Over the Counter Benefits (OTC)

Also known as savings, these are benefits that can be used for over the counter medication which do not need to be prescribed by a doctor.

It’s important to understand the type of OTC benefits your plan offers as some of them are willing to pay for supplements such as multivitamins while others will only pay for schedule 1 and 2 medications (often referred to as self-medication or pharmacist advised therapy).

Types of Medical Aids in South Africa

The types of plans offered by medical aids include the following:

  • Hospital plans
  • Comprehensive plans
  • Income based plans
  • Semi-comprehensive plans (Capitation)
  • Hospital plans with savings benefits

Each of these plans offer various forms of coverage which will vary according to the scheme itself and their guidelines.

Late Joiner Penalties

Although no medical scheme may refuse to take you on as a member in South Africa, they are entitled to impose what is a late joiner penalty.

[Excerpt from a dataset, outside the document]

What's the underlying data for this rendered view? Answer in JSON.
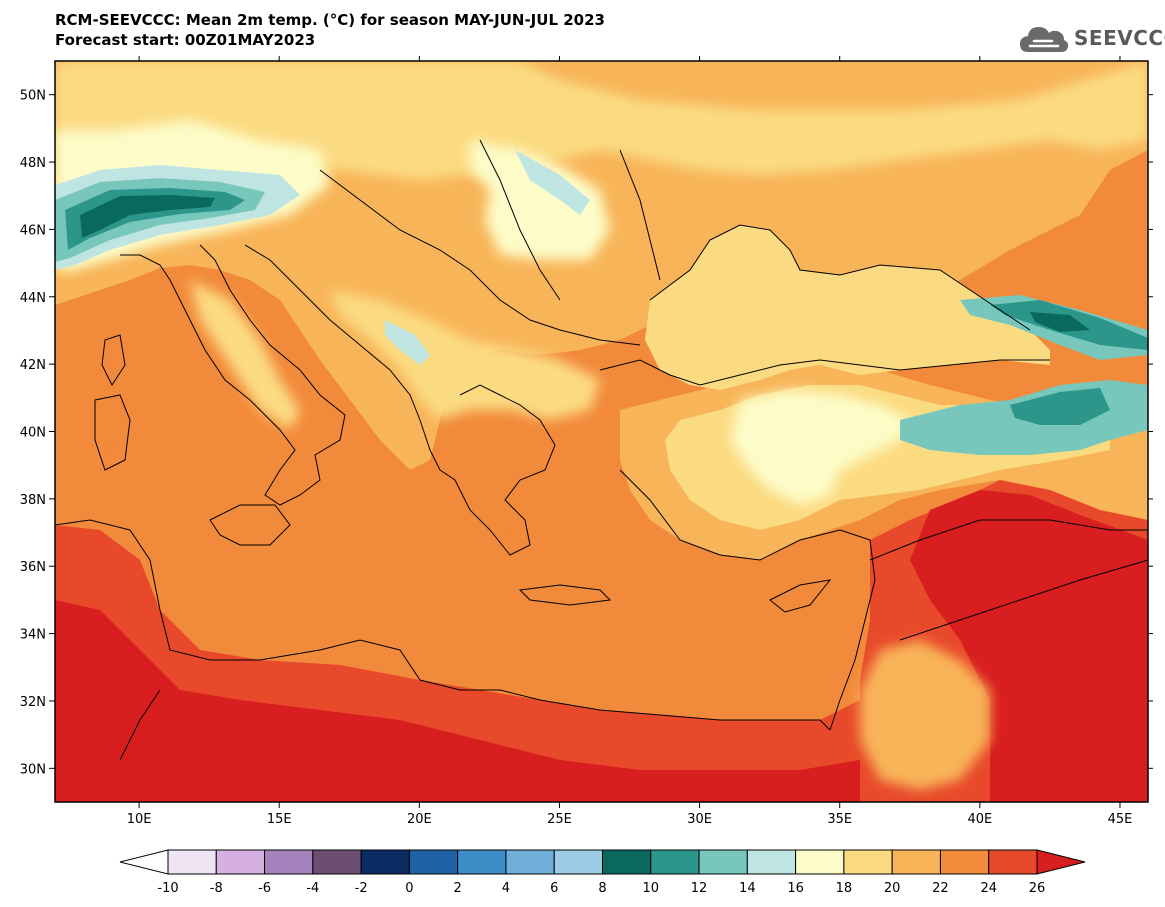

Before the Medical Schemes Act of 1998, schemes were allowed to refuse to take on a new

Member based on factors which included age, medical scheme membership history and health status.

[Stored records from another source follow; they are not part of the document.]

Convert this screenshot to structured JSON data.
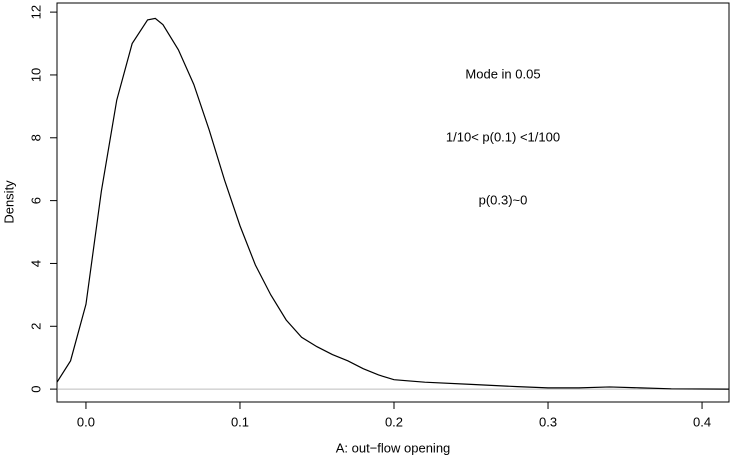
{
  "chart_data": {
    "type": "line",
    "x_label": "A: out−flow opening",
    "y_label": "Density",
    "annotations": [
      "Mode in 0.05",
      "1/10< p(0.1) <1/100",
      "p(0.3)~0"
    ],
    "xlim": [
      -0.0188,
      0.4175
    ],
    "ylim": [
      -0.41,
      12.29
    ],
    "xticks": [
      {
        "value": 0,
        "label": "0.0"
      },
      0.1,
      0.2,
      0.3,
      0.4
    ],
    "yticks": [
      0,
      2,
      4,
      6,
      8,
      10,
      12
    ],
    "hline": 0,
    "hline_color": "#bebebe",
    "x": [
      -0.0188,
      -0.01,
      0.0,
      0.01,
      0.02,
      0.03,
      0.04,
      0.045,
      0.05,
      0.06,
      0.07,
      0.08,
      0.09,
      0.1,
      0.11,
      0.12,
      0.13,
      0.14,
      0.15,
      0.16,
      0.17,
      0.18,
      0.19,
      0.2,
      0.22,
      0.25,
      0.28,
      0.3,
      0.32,
      0.34,
      0.36,
      0.38,
      0.4175
    ],
    "series": [
      {
        "color": "#000000",
        "values": [
          0.22,
          0.9,
          2.7,
          6.3,
          9.2,
          11.0,
          11.75,
          11.8,
          11.6,
          10.8,
          9.7,
          8.25,
          6.65,
          5.2,
          3.95,
          3.0,
          2.2,
          1.65,
          1.35,
          1.1,
          0.9,
          0.65,
          0.45,
          0.3,
          0.22,
          0.15,
          0.08,
          0.04,
          0.04,
          0.07,
          0.04,
          0.01,
          0.0
        ]
      }
    ]
  }
}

Now, medical schemes may only penalise you for joining late by excluding you from treatment for certain conditions for a fixed period of time. This is known as a waiting period.
This may seem harsh, but is a reasonable penalty aimed at circumventing the issue of people only joining a scheme when they fall ill or start to develop age related conditons.

The idea of having a medical aid is to join from a young age, while you are mostly healthy and fit.

Late joiner penalties will also depend on the number of years the applicant had no medical cover at all.

The way in which these are calculated are as follows:

Age upon application minus (35 + years covered previously) + the number of years the applicant was not covered.

A percentage is used to calculate the penalty:

0 - 4 years uncovered:      5% of total contribution;
5 - 14 years uncovered:   25% of total contribution;
15 - 24 years uncovered 50% of total contribution;
25 years or more uncovered: 75% of total contribution.

Olemera Financial Advisors - Financial Planning Johannesburg

Based on the intricate structures of medical aids and their plans, it’s important to fully understand the fine print so that you don’t sign up for one that isn’t suited to your individual needs.

Becoming a member of one of the medical aids in South Africa is a smart financial move and should be an integral part of your overall financial plan.